A number of male MPs gamely donned “menopause vests” – heated jackets that simulate the hot flushes that are a common symptom endured by those entering the post-period years – as part of an event to try to raise awareness of the shortage of HRT products in the UK and empathy for the women it affects.
They could not wait to take the vests – “volcanic”, said one – off. My hunt for an explanation of how these weak, mewling creatures ever came to rule the world continues.
My son went to his first party – an end-of-school-year bash – this evening.
As I deposited him at the venue, the door opened and a wave of noise, music and the fug of 11-year-olds’ sweat and spilled soft drinks hit me and I was instantly transported back to all the worst nights of my life.

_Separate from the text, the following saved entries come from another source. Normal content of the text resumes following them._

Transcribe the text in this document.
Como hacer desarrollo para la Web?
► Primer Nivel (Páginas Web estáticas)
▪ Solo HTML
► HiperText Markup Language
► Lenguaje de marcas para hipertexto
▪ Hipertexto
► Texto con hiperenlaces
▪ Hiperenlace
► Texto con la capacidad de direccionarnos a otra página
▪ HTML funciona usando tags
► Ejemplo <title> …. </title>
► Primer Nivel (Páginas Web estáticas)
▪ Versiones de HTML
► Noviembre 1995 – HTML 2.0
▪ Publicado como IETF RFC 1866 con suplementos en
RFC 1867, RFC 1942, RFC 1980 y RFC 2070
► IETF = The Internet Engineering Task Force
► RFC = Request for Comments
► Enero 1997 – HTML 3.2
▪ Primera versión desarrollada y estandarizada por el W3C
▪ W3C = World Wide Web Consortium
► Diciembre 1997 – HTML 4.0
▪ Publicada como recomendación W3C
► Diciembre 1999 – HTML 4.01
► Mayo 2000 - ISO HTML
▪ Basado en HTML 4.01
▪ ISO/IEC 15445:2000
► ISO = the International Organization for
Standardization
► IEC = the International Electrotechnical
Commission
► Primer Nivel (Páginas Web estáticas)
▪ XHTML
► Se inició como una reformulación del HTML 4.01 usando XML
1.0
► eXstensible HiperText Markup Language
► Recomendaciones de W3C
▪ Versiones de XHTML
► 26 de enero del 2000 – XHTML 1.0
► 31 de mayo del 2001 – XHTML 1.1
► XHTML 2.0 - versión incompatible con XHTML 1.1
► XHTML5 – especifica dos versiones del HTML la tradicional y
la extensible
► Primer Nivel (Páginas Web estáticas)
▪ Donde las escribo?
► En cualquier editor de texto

My poor boy, doomed by his genetic inheritance on both sides, for I did not marry a man any better at youth or life than me, looked in and then at his rapidly retreating mother. “Do I have to?” he said.
“Can you return the in-app purchase with which we bribed you to come?” I asked. “Or is that not how they work?”
“No,” he sighed. He straightened his shoulders and turned back to face his Somme.
“I’ll be in the cafe just round the corner,” I said. “Suffering the torments of the damned with you, but at a safe distance.”
He lasted 20 minutes, which is longer than his father and I managed at all the discos of our childhoods put together. We are very proud.